In 2024, Tadej Pogacar launched an attack on that climb heading to Le Lioran, but was caught on the subsequent Col du Perthus (4.4 km at 7.9%) by Jonas Vingegaard. After also climbing the Col de Font de Cère (3.3 km at 5.8%), a two-man sprint had to decide the day’s winner. That sprint was won by Vingegaard.
La Montagne also reports that on Sunday, July 12, 2026, two days before the stage to Le Lioran, a stage through the Dordogne is scheduled. This would run from Ussel to Bergerac. The newspaper provides no information yet on any climbs.
Col de Tentes and Planche des Belles Filles?
Other French media are also speculating widely about the Tour route. For example, the race is said to return to Alpe d’Huez, the third stage would finish in ski resort Pla del Mir, and the Tour would also revisit Chalon-sur-Saône, where Dylan Groenewegen won a stage in 2019. Furthermore, Sudouest reports that the sixth stage will start in Pau and finish on the Col de Tentes (29.9 km at 5%). On this climb, which begins in Luz-Saint-Sauveur (known as the starting place of Luz Ardiden and the Col du Tourmalet), the Tour has not finished before.
The expectation is that, after passing through the Massif Central, the Tour will head north towards the Vosges. According to Velowire, stage 14 or 15 would then finish on La Planche des Belles Filles. A report from the local paper L'Est Republican seems to confirm that the Vosges will once again host the Tour. The Ultra Trail du Grand Ballon was scheduled for the third weekend of the Tour but had to change its date ‘due to a possible conflict with ASO regarding the passage or finish of a stage of the 2026 Tour de France’.
Rumors about a mountain time trial
In the third week, the Tour is expected to enter the Alps. We already mentioned the rumor that Alpe d'Huez is included in the route for the first time since 2026, but the local newspaper Le Dauphiné Libéré now also reports that the race will feature another mountain time trial. This would finish on Plateau de Solaison. Le Dauphiné Libéré also mentions Orcières-Merlette as a possible stage finish. On this climb, Luis Ocaña took off in the 1971 Tour, Gert-Jan Theunisse won in 1989, and Primož Roglič was the best in 2020.
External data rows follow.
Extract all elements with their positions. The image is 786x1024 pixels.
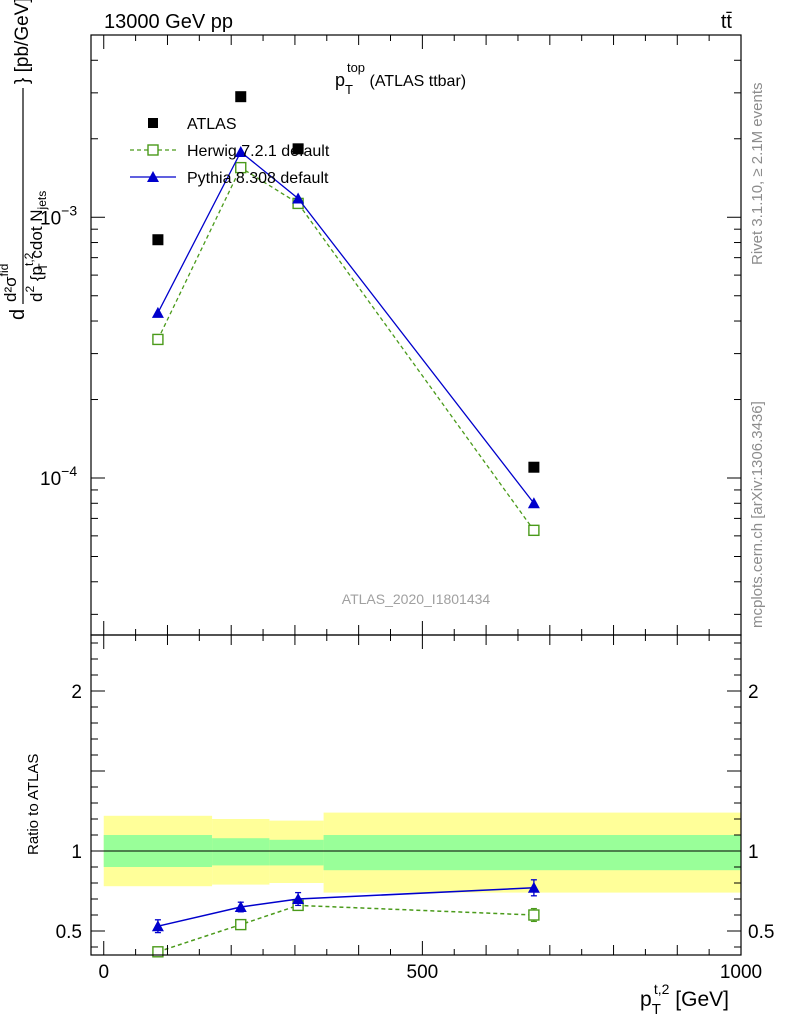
header-energy: 13000 GeV pp: [104, 11, 233, 33]
main-title: pTtop (ATLAS ttbar): [335, 60, 466, 97]
legend-label-atlas: ATLAS: [187, 116, 237, 133]
main-series-layer: [151, 91, 540, 537]
main-point-herwig: [152, 333, 164, 346]
ratio-ytick-label-left: 1: [71, 842, 82, 863]
ratio-band-green: [212, 838, 270, 866]
main-point-herwig: [528, 524, 540, 537]
legend: ATLAS Herwig 7.2.1 default Pythia 8.308 …: [130, 116, 330, 187]
analysis-watermark: ATLAS_2020_I1801434: [342, 591, 491, 607]
ratio-panel: 0.5 0.5 1 1 2 2 0 500 1000 Ratio to ATLAS pTt,2 …: [25, 634, 774, 1018]
ylabel-numerator: d²σfid: [0, 264, 20, 302]
ratio-band-green: [323, 835, 741, 871]
main-ytick-label: 10−3: [40, 202, 77, 229]
ylabel-denominator: d2 {pt,2T cdot Njets: [22, 191, 50, 302]
ratio-xtick-label: 0: [98, 962, 109, 983]
rivet-label: Rivet 3.1.10, ≥ 2.1M events: [749, 83, 766, 266]
ratio-point-pythia: [292, 893, 305, 904]
ratio-point-herwig: [152, 946, 164, 958]
ratio-ytick-label-right: 0.5: [748, 922, 774, 943]
ratio-ytick-label-left: 0.5: [56, 922, 82, 943]
ratio-point-pythia: [151, 920, 164, 932]
main-series-line: [157, 166, 535, 531]
main-point-atlas: [235, 91, 247, 103]
xlabel: pTt,2 [GeV]: [640, 981, 729, 1018]
legend-marker-pythia: [147, 171, 159, 182]
ratio-ytick-label-left: 2: [71, 682, 82, 703]
main-ylabel: d d²σfid d2 {pt,2T cdot Njets } [pb/GeV]: [0, 0, 50, 320]
main-point-atlas: [292, 143, 304, 155]
main-point-atlas: [528, 461, 540, 473]
ylabel-units: } [pb/GeV]: [12, 0, 33, 84]
main-ytick-label: 10−4: [40, 463, 77, 490]
ratio-ylabel: Ratio to ATLAS: [25, 754, 42, 855]
ylabel-d: d: [7, 309, 29, 320]
ratio-point-herwig: [528, 909, 540, 921]
main-panel: 10−210−310−4 pTtop (ATLAS ttbar) ATLAS H…: [0, 0, 742, 636]
legend-label-pythia: Pythia 8.308 default: [187, 170, 329, 187]
main-point-pythia: [234, 145, 247, 157]
main-point-pythia: [292, 192, 305, 204]
main-series-line: [157, 150, 535, 504]
ratio-series-line: [157, 887, 534, 927]
header-process: tt̄: [721, 11, 733, 33]
ratio-axis-ticks: 0.5 0.5 1 1 2 2 0 500 1000: [56, 635, 774, 983]
main-point-pythia: [527, 497, 540, 509]
ratio-ytick-label-right: 2: [748, 682, 759, 703]
ratio-point-pythia: [234, 901, 247, 912]
main-point-pythia: [151, 306, 164, 318]
main-point-atlas: [152, 234, 164, 246]
ratio-series-line: [157, 904, 534, 953]
legend-marker-atlas: [148, 118, 158, 128]
ratio-xtick-label: 1000: [720, 962, 762, 983]
main-point-herwig: [235, 161, 247, 174]
legend-label-herwig: Herwig 7.2.1 default: [187, 143, 330, 160]
ratio-point-herwig: [235, 918, 247, 931]
ratio-point-pythia: [527, 881, 540, 893]
ratio-series-layer: [151, 879, 540, 958]
ratio-ytick-label-right: 1: [748, 842, 759, 863]
ratio-xtick-label: 500: [407, 962, 439, 983]
ratio-frame: [90, 634, 742, 956]
mcplots-label: mcplots.cern.ch [arXiv:1306.3436]: [749, 401, 766, 628]
ratio-band-green: [269, 839, 324, 866]
legend-marker-herwig: [147, 144, 159, 156]
ratio-bands-layer: [103, 812, 741, 893]
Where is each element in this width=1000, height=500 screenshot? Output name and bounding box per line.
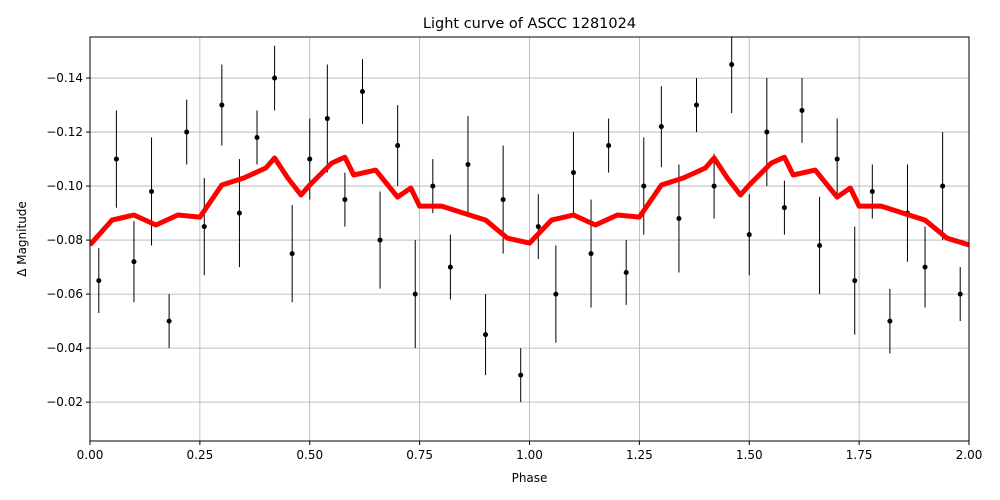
data-point (377, 237, 383, 243)
data-point (272, 75, 278, 81)
data-point (254, 134, 260, 140)
data-point (694, 102, 700, 108)
data-point (852, 278, 858, 284)
data-point (817, 242, 823, 248)
y-tick-label: −0.14 (46, 71, 83, 85)
data-point (711, 183, 717, 189)
data-point (324, 116, 330, 122)
data-point (570, 170, 576, 176)
data-point (764, 129, 770, 135)
data-point (219, 102, 225, 108)
x-tick-label: 0.00 (77, 448, 104, 462)
data-point (184, 129, 190, 135)
y-axis-label: Δ Magnitude (15, 201, 29, 277)
data-point (940, 183, 946, 189)
y-tick-label: −0.12 (46, 125, 83, 139)
chart-title: Light curve of ASCC 1281024 (423, 16, 636, 32)
data-point (553, 291, 559, 297)
data-point (342, 197, 348, 203)
y-tick-label: −0.10 (46, 179, 83, 193)
y-tick-label: −0.06 (46, 287, 83, 301)
data-point (149, 188, 155, 194)
data-point (236, 210, 242, 216)
data-point (623, 269, 629, 275)
data-point (957, 291, 963, 297)
data-point (465, 161, 471, 167)
data-point (641, 183, 647, 189)
data-point (518, 372, 524, 378)
data-point (166, 318, 172, 324)
y-tick-label: −0.02 (46, 395, 83, 409)
x-tick-label: 0.50 (296, 448, 323, 462)
data-point (676, 215, 682, 221)
x-tick-label: 1.25 (626, 448, 653, 462)
data-point (606, 143, 612, 149)
binned-curve (90, 154, 969, 248)
data-point (430, 183, 436, 189)
data-point (834, 156, 840, 162)
data-point (781, 205, 787, 211)
data-point (307, 156, 313, 162)
x-axis-label: Phase (512, 471, 548, 485)
data-point (483, 332, 489, 338)
plot-area (90, 37, 969, 403)
data-point (131, 259, 137, 265)
data-point (729, 62, 735, 68)
data-point (658, 124, 664, 130)
data-point (447, 264, 453, 270)
x-tick-label: 1.50 (736, 448, 763, 462)
data-point (359, 89, 365, 95)
data-point (395, 143, 401, 149)
data-point (922, 264, 928, 270)
x-tick-label: 1.75 (846, 448, 873, 462)
data-point (289, 251, 295, 257)
data-point (588, 251, 594, 257)
data-point (500, 197, 506, 203)
data-point (113, 156, 119, 162)
x-tick-label: 0.75 (406, 448, 433, 462)
y-tick-label: −0.04 (46, 341, 83, 355)
ticks: 0.00 0.25 0.50 0.75 1.00 1.25 1.50 1.75 2.00 −0.0… (46, 71, 982, 462)
data-point (96, 278, 102, 284)
data-point (201, 224, 207, 230)
x-tick-label: 1.00 (516, 448, 543, 462)
y-tick-label: −0.08 (46, 233, 83, 247)
data-point (746, 232, 752, 238)
data-point (869, 188, 875, 194)
x-tick-label: 0.25 (187, 448, 214, 462)
data-point (887, 318, 893, 324)
data-point (412, 291, 418, 297)
data-point (799, 107, 805, 113)
x-tick-label: 2.00 (956, 448, 983, 462)
data-point (535, 224, 541, 230)
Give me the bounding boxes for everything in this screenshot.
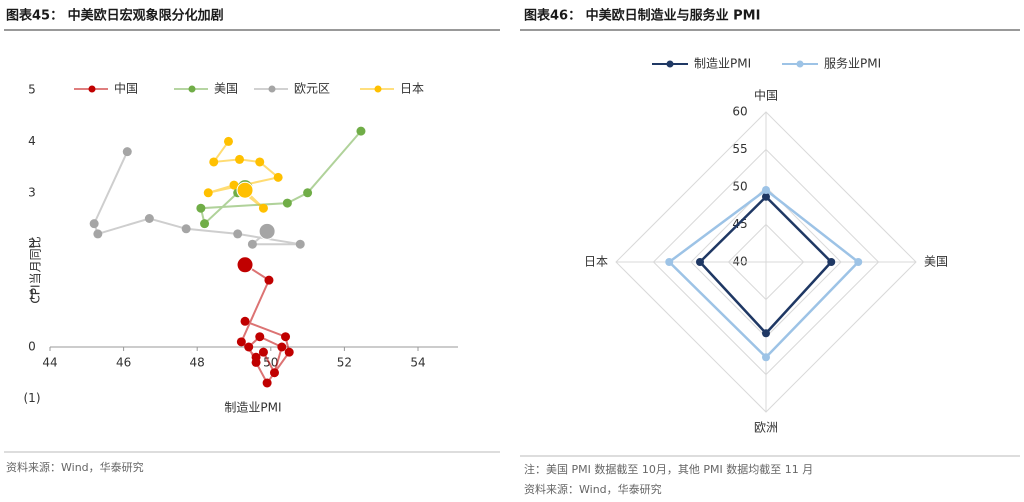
x-tick-label: 52 bbox=[337, 356, 352, 370]
point bbox=[223, 136, 233, 146]
point bbox=[356, 126, 366, 136]
y-tick-label: 3 bbox=[28, 185, 36, 199]
source: 资料来源：Wind，华泰研究 bbox=[6, 460, 144, 474]
category-label: 美国 bbox=[924, 255, 948, 269]
point bbox=[200, 219, 210, 229]
legend-marker bbox=[374, 85, 382, 93]
chart-title: 图表46： 中美欧日制造业与服务业 PMI bbox=[524, 8, 760, 24]
radar-point bbox=[762, 186, 770, 194]
legend-marker bbox=[666, 60, 674, 68]
radar-point bbox=[696, 258, 704, 266]
r-tick-label: 60 bbox=[732, 105, 747, 119]
legend-label: 服务业PMI bbox=[824, 56, 881, 71]
r-tick-label: 55 bbox=[732, 142, 747, 156]
chart-title: 图表45： 中美欧日宏观象限分化加剧 bbox=[6, 8, 224, 24]
point bbox=[258, 222, 276, 240]
point bbox=[236, 256, 254, 274]
category-label: 欧洲 bbox=[754, 421, 778, 435]
x-tick-label: 46 bbox=[116, 356, 131, 370]
radar-point bbox=[827, 258, 836, 266]
x-tick-label: 44 bbox=[42, 356, 57, 370]
radar-point bbox=[762, 353, 770, 362]
y-tick-label: 5 bbox=[28, 83, 36, 97]
point bbox=[258, 347, 268, 357]
point bbox=[209, 157, 219, 167]
point bbox=[264, 275, 274, 285]
y-tick-label: 2 bbox=[28, 237, 36, 251]
point bbox=[240, 316, 250, 326]
legend-label: 日本 bbox=[400, 82, 424, 96]
radar-point bbox=[762, 329, 770, 338]
category-label: 日本 bbox=[584, 255, 608, 269]
legend-marker bbox=[188, 85, 196, 93]
point bbox=[203, 188, 213, 198]
y-tick-label: 1 bbox=[28, 288, 36, 302]
point bbox=[255, 157, 265, 167]
legend-marker bbox=[88, 85, 96, 93]
point bbox=[262, 378, 272, 388]
y-tick-label: (1) bbox=[24, 391, 41, 405]
point bbox=[144, 214, 154, 223]
legend-label: 中国 bbox=[114, 81, 138, 96]
radar-point bbox=[665, 258, 674, 266]
point bbox=[233, 229, 243, 239]
x-tick-label: 48 bbox=[190, 356, 205, 370]
radar-point bbox=[762, 192, 770, 201]
legend-label: 美国 bbox=[214, 82, 238, 96]
point bbox=[273, 172, 283, 182]
point bbox=[269, 368, 279, 378]
point bbox=[277, 342, 287, 352]
legend-label: 制造业PMI bbox=[694, 57, 751, 71]
point bbox=[236, 181, 254, 199]
point bbox=[281, 332, 291, 342]
point bbox=[181, 224, 191, 234]
r-tick-label: 50 bbox=[732, 180, 747, 194]
point bbox=[244, 342, 254, 352]
source: 资料来源：Wind，华泰研究 bbox=[524, 482, 662, 496]
point bbox=[303, 188, 313, 198]
y-tick-label: 4 bbox=[28, 134, 36, 148]
point bbox=[258, 203, 268, 213]
y-axis-label: CPI当月同比 bbox=[29, 236, 43, 303]
point bbox=[229, 180, 239, 190]
point bbox=[235, 154, 245, 164]
point bbox=[247, 239, 257, 249]
note: 注：美国 PMI 数据截至 10月，其他 PMI 数据均截至 11 月 bbox=[524, 462, 813, 476]
legend-marker bbox=[796, 60, 804, 68]
legend-marker bbox=[268, 85, 276, 93]
y-tick-label: 0 bbox=[28, 340, 36, 354]
point bbox=[295, 239, 305, 249]
x-tick-label: 54 bbox=[410, 356, 425, 370]
legend-label: 欧元区 bbox=[294, 82, 330, 96]
point bbox=[236, 337, 246, 347]
category-label: 中国 bbox=[754, 88, 778, 103]
point bbox=[282, 198, 292, 208]
point bbox=[251, 352, 261, 362]
point bbox=[93, 229, 103, 239]
point bbox=[196, 203, 206, 213]
point bbox=[122, 147, 132, 157]
radar-point bbox=[854, 258, 863, 266]
point bbox=[255, 332, 265, 342]
x-axis-label: 制造业PMI bbox=[224, 401, 281, 415]
point bbox=[89, 219, 99, 229]
point bbox=[284, 347, 294, 357]
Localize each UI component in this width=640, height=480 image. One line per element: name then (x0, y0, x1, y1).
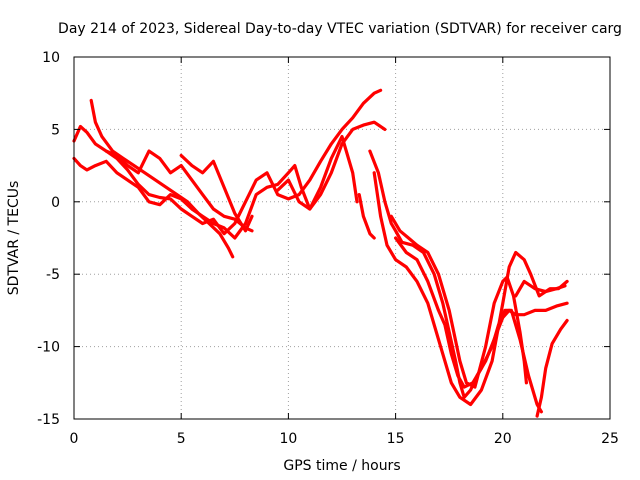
plot-frame (73, 56, 611, 420)
series-sat-m (535, 318, 569, 418)
series-sat-e (179, 153, 254, 233)
series-sat-g (357, 193, 376, 240)
x-axis-label: GPS time / hours (283, 458, 400, 474)
chart-title: Day 214 of 2023, Sidereal Day-to-day VTE… (58, 21, 622, 37)
y-axis-label: SDTVAR / TECUs (6, 181, 22, 296)
y-tick-label: -5 (46, 267, 60, 283)
axis-ticks: 0 5 10 15 20 25 -15 -10 -5 0 5 10 (37, 50, 619, 447)
series-sat-k (389, 214, 528, 389)
series-sat-c (89, 98, 235, 259)
series-sat-l (514, 279, 567, 298)
y-tick-label: 5 (51, 122, 60, 138)
series-sat-a (72, 88, 383, 236)
series-sat-i (372, 171, 569, 407)
series-sat-f (276, 135, 359, 211)
series-sat-h (368, 149, 569, 399)
y-tick-label: 0 (51, 195, 60, 211)
x-tick-label: 10 (279, 431, 297, 447)
series-sat-b (72, 120, 387, 240)
x-tick-label: 25 (601, 431, 619, 447)
y-tick-label: 10 (42, 50, 60, 66)
x-tick-label: 0 (70, 431, 79, 447)
x-tick-label: 5 (177, 431, 186, 447)
x-tick-label: 20 (494, 431, 512, 447)
data-series (72, 88, 569, 418)
y-tick-label: -10 (37, 340, 60, 356)
series-sat-d (104, 149, 254, 233)
x-tick-label: 15 (387, 431, 405, 447)
y-tick-label: -15 (37, 412, 60, 428)
gridlines (74, 57, 610, 419)
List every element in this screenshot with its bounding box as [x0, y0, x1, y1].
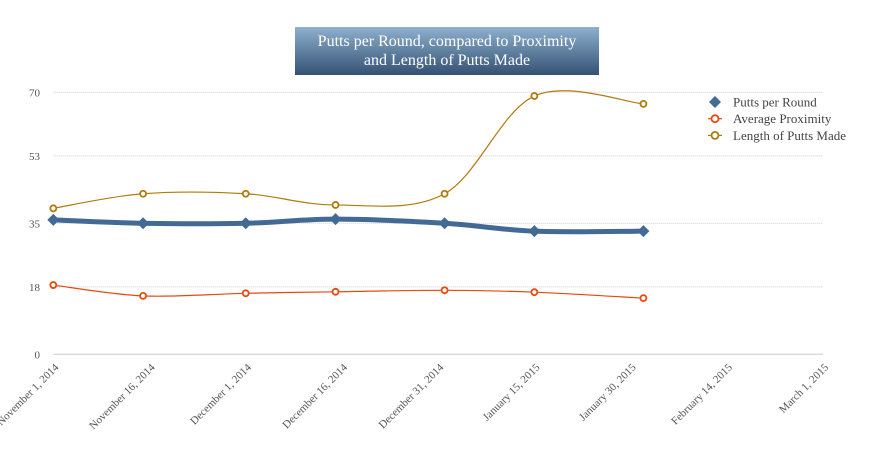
chart-title: Putts per Round, compared to Proximity a…: [295, 27, 599, 75]
data-point-circle: [241, 189, 250, 198]
data-point-diamond: [528, 225, 541, 238]
data-point-diamond: [47, 213, 60, 226]
x-tick-label: December 16, 2014: [280, 361, 350, 431]
x-tick-label: November 16, 2014: [87, 361, 158, 432]
data-point-circle: [139, 189, 147, 198]
chart-title-line-1: Putts per Round, compared to Proximity: [317, 33, 577, 50]
legend-label: Length of Putts Made: [733, 128, 846, 143]
y-tick-label: 35: [29, 218, 41, 230]
data-point-circle: [49, 204, 58, 213]
x-tick-label: February 14, 2015: [669, 361, 735, 427]
chart-title-line-2: and Length of Putts Made: [363, 52, 531, 69]
data-point-circle: [530, 288, 539, 297]
data-point-diamond: [137, 217, 150, 230]
data-point-diamond: [329, 213, 342, 226]
data-point-diamond: [438, 217, 451, 230]
data-point-circle: [639, 294, 648, 303]
legend-marker-circle: [710, 130, 720, 140]
y-tick-label: 70: [29, 87, 41, 99]
data-point-circle: [331, 201, 340, 209]
legend-label: Average Proximity: [733, 111, 832, 126]
y-tick-label: 0: [35, 349, 41, 361]
data-point-circle: [49, 281, 58, 289]
data-point-circle: [139, 292, 147, 300]
legend-marker-diamond: [709, 96, 721, 108]
data-point-circle: [440, 286, 449, 295]
data-point-circle: [440, 189, 449, 198]
y-tick-label: 18: [29, 282, 41, 294]
data-point-circle: [530, 92, 539, 100]
data-point-diamond: [239, 217, 252, 230]
x-tick-label: January 30, 2015: [577, 361, 639, 423]
y-tick-label: 53: [29, 151, 41, 163]
data-point-circle: [639, 100, 648, 108]
x-tick-label: December 31, 2014: [377, 361, 447, 431]
x-tick-label: December 1, 2014: [188, 361, 254, 427]
x-tick-label: November 1, 2014: [0, 361, 62, 428]
x-tick-label: March 1, 2015: [777, 361, 831, 415]
data-point-circle: [241, 289, 250, 298]
x-tick-label: January 15, 2015: [481, 361, 543, 423]
data-point-circle: [331, 287, 340, 296]
data-point-diamond: [637, 225, 650, 238]
legend-label: Putts per Round: [733, 95, 817, 110]
legend-marker-circle: [710, 114, 720, 124]
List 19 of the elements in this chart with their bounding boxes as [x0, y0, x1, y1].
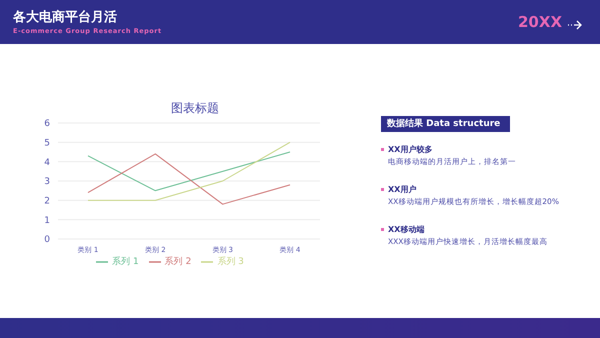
chart-title: 图表标题 [170, 100, 220, 117]
text: XX移动端 [387, 224, 426, 235]
y-tick-label: 0 [44, 235, 50, 246]
y-tick-label: 6 [44, 119, 50, 130]
legend-label: 系列 2 [164, 257, 192, 267]
line-series [88, 152, 290, 192]
text: XX用户 [387, 184, 418, 195]
y-tick-label: 5 [44, 138, 50, 149]
text: 各大电商平台月活 [13, 8, 117, 26]
legend-label: 系列 3 [217, 257, 244, 267]
text: 20XX [518, 13, 562, 31]
y-tick-label: 4 [44, 158, 50, 168]
line-series [88, 153, 290, 205]
y-tick-label: 3 [44, 177, 50, 188]
legend-label: 系列 1 [112, 257, 139, 267]
text: 数据结果 Data structure [381, 116, 510, 132]
y-tick-label: 1 [44, 216, 50, 226]
text: XX用户较多 [387, 144, 434, 155]
y-tick-label: 2 [44, 196, 50, 207]
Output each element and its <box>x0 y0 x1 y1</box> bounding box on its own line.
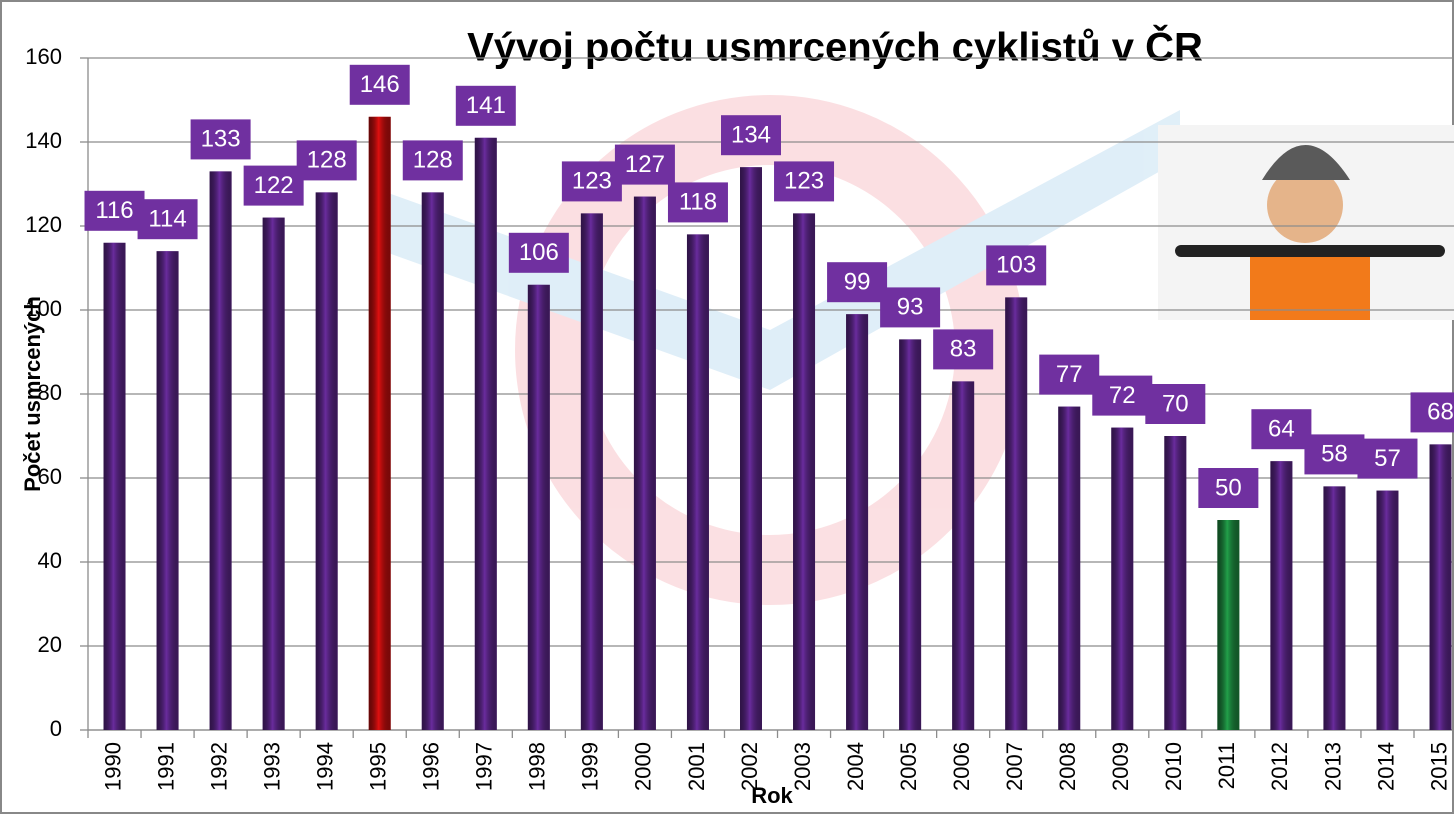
value-label: 141 <box>466 92 506 119</box>
bar-shade <box>157 251 179 730</box>
y-tick-label: 80 <box>38 380 62 405</box>
bar-shade <box>634 197 656 730</box>
value-label: 57 <box>1374 445 1401 472</box>
x-tick-label: 2000 <box>631 742 656 791</box>
value-label: 123 <box>572 168 612 195</box>
x-tick-label: 1992 <box>206 742 231 791</box>
x-tick-label: 2008 <box>1055 742 1080 791</box>
y-tick-label: 60 <box>38 464 62 489</box>
y-tick-label: 140 <box>25 128 62 153</box>
bar-shade <box>1058 407 1080 730</box>
value-label: 93 <box>897 294 924 321</box>
value-label: 116 <box>95 197 133 224</box>
value-label: 70 <box>1162 390 1189 417</box>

The official presentation of the new Tour route will take place on October 23 in Paris. So far, it is confirmed that the biggest cycling race on the calendar will kick off with a team time trial in Barcelona (although the city council has set the condition that Israel-Premier Tech in its current form cannot participate). On the second day of La Grande Boucle, there is a tough stage planned for the punchers. Just like in the time trial, the climb of Montjuic and the ascent to the Olympic Stadium (this time multiple times) will be included in the route.